We recognise the enormous challenges faced by women victims of male violence, and the pressures which women face, including from abusive men, not to complain about violence and abuse. We therefore believe that, when women complain of male violence within our movement, our trade union should start from a position of believing women. We believe that all women who complain of male violence have the right to be listened to and supported.”

It called on the NEC to review existing practice and subsequently issue guidance to all UNISON bodies about how to respond to male violence against women in our movement.

However, conference further notes that the debate which ensued became focused on the issue of men also experiencing domestic abuse – an issue which is recognised in our guidance and model workplace policy. As a result, the amendment was narrowly defeated.

Conference notes that policy established at national delegate conference (NDC) and national women’s conference absolutely recognises that domestic abuse is a gendered issue. Motions carried in the last 6 years at NDC referred specifically to the gendered nature of domestic abuse, and called on the National Executive Council to work with the women’s self organised group in developing and negotiating workplace policies on domestic abuse. Guidance developed in response to the conference motions also states that domestic abuse is a gendered issue and adopts a victim centred approach.

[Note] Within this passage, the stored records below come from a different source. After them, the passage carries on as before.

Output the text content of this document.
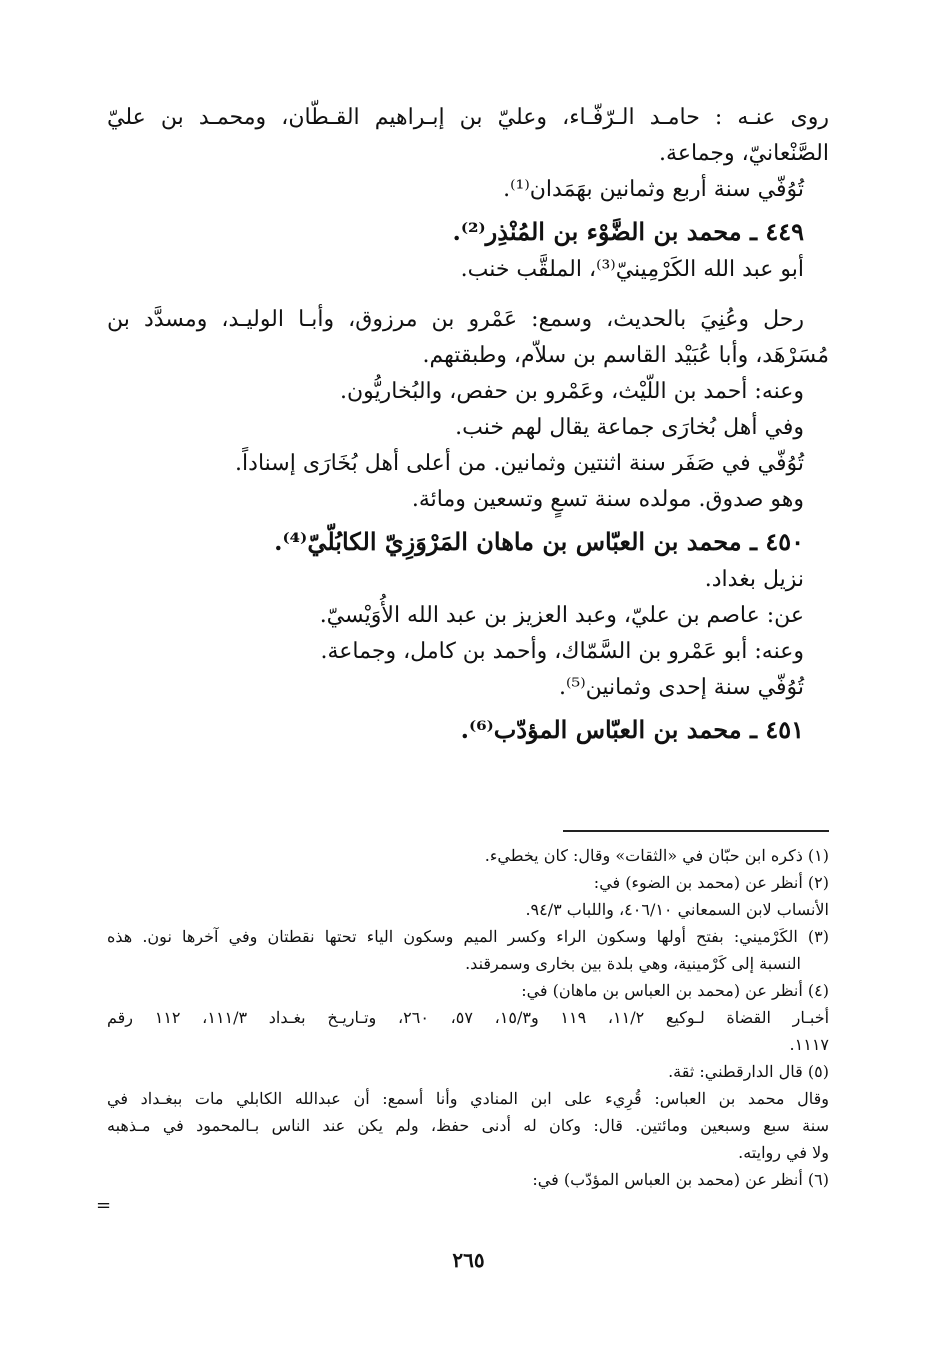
روى عنـه : حامـد الـرّفّـاء، وعليّ بن إبـراهيم القـطّان، ومحمـد بن عليّ
الصَّنْعانيّ، وجماعة.
تُوُفّي سنة أربع وثمانين بهَمَدان⁽¹⁾.
٤٤٩ ـ محمد بن الضَّوْء بن المُنْذِر⁽²⁾.
أبو عبد الله الكَرْمِينيّ⁽³⁾، الملقَّب خنب.
رحل وعُنِيَ بالحديث، وسمع: عَمْرو بن مرزوق، وأبـا الوليـد، ومسدَّد بن
مُسَرْهَد، وأبا عُبَيْد القاسم بن سلاّم، وطبقتهم.
وعنه: أحمد بن اللّيْث، وعَمْرو بن حفص، والبُخاريُّون.
وفي أهل بُخارَى جماعة يقال لهم خنب.
تُوُفّي في صَفَر سنة اثنتين وثمانين. من أعلى أهل بُخَارَى إسناداً.
وهو صدوق. مولده سنة تسعٍ وتسعين ومائة.
٤٥٠ ـ محمد بن العبّاس بن ماهان المَرْوَزِيّ الكابُلّيّ⁽⁴⁾.
نزيل بغداد.
عن: عاصم بن عليّ، وعبد العزيز بن عبد الله الأُوَيْسيّ.
وعنه: أبو عَمْرو بن السَّمّاك، وأحمد بن كامل، وجماعة.
تُوُفّي سنة إحدى وثمانين⁽⁵⁾.
٤٥١ ـ محمد بن العبّاس المؤدّب⁽⁶⁾.
(١) ذكره ابن حبّان في «الثقات» وقال: كان يخطيء.
(٢) أنظر عن (محمد بن الضوء) في:
الأنساب لابن السمعاني ٤٠٦/١٠، واللباب ٩٤/٣.
(٣) الكَرْميني: بفتح أولها وسكون الراء وكسر الميم وسكون الياء تحتها نقطتان وفي آخرها نون. هذه
النسبة إلى كَرْمينية، وهي بلدة بين بخارى وسمرقند.
(٤) أنظر عن (محمد بن العباس بن ماهان) في:
أخبـار القضاة لـوكيع ١١/٢، ١١٩ و١٥/٣، ٥٧، ٢٦٠، وتـاريـخ بغـداد ١١١/٣، ١١٢ رقم
١١١٧.
(٥) قال الدارقطني: ثقة.
وقال محمد بن العباس: قُرِيء على ابن المنادي وأنا أسمع: أن عبدالله الكابلي مات ببغـداد في
سنة سبع وسبعين ومائتين. قال: وكان له أدنى حفظ، ولم يكن عند الناس بـالمحمود في مـذهبه
ولا في روايته.
(٦) أنظر عن (محمد بن العباس المؤدّب) في:
=
٢٦٥
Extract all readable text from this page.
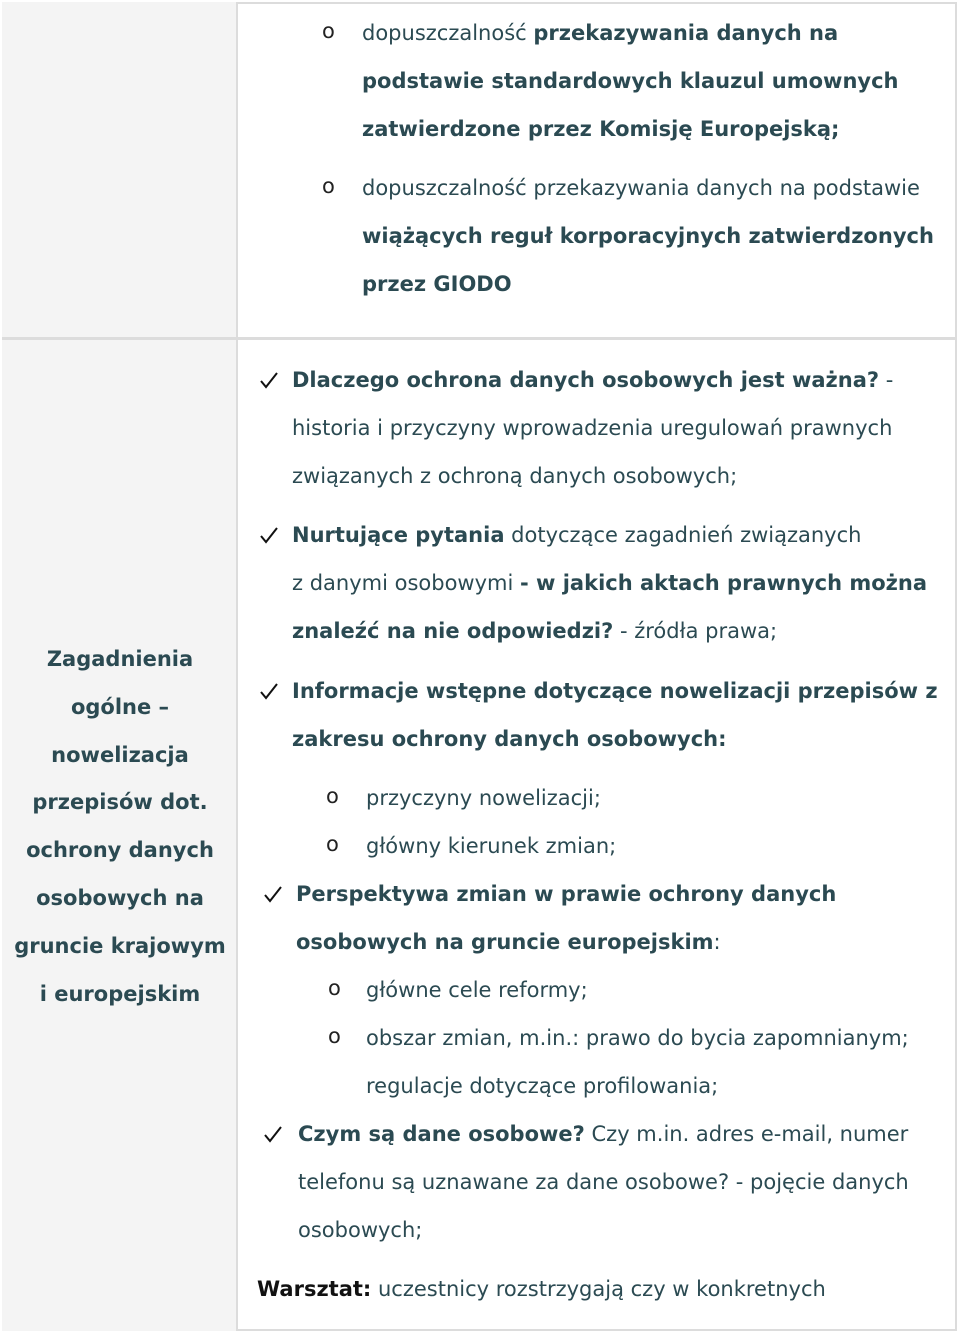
Zagadnienia
ogólne –
nowelizacja
przepisów dot.
ochrony danych
osobowych na
gruncie krajowym
i europejskim
o dopuszczalność przekazywania danych na
podstawie standardowych klauzul umownych
zatwierdzone przez Komisję Europejską;
o dopuszczalność przekazywania danych na podstawie
wiążących reguł korporacyjnych zatwierdzonych
przez GIODO
Dlaczego ochrona danych osobowych jest ważna? -
historia i przyczyny wprowadzenia uregulowań prawnych
związanych z ochroną danych osobowych;
Nurtujące pytania dotyczące zagadnień związanych
z danymi osobowymi - w jakich aktach prawnych można
znaleźć na nie odpowiedzi? - źródła prawa;
Informacje wstępne dotyczące nowelizacji przepisów z
zakresu ochrony danych osobowych:
o przyczyny nowelizacji;
o główny kierunek zmian;
Perspektywa zmian w prawie ochrony danych
osobowych na gruncie europejskim:
o główne cele reformy;
o obszar zmian, m.in.: prawo do bycia zapomnianym;
regulacje dotyczące profilowania;
Czym są dane osobowe? Czy m.in. adres e-mail, numer
telefonu są uznawane za dane osobowe? - pojęcie danych
osobowych;
Warsztat: uczestnicy rozstrzygają czy w konkretnych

UNISON has also supported calls for and consistently lobbied for the UK to enact the UN statutory definition of violence against women, and has policy on rape, cultural violence and prostitution, and is committed to ending violence against women in all forms.

Conference re-affirms this policy (of domestic abuse as a gendered issue) and calls upon the national women’s committee to:

• work with the NEC to ensure that UNISON policy is clearly understood;

• issue a strategy document encompassing all aspects of violence against women.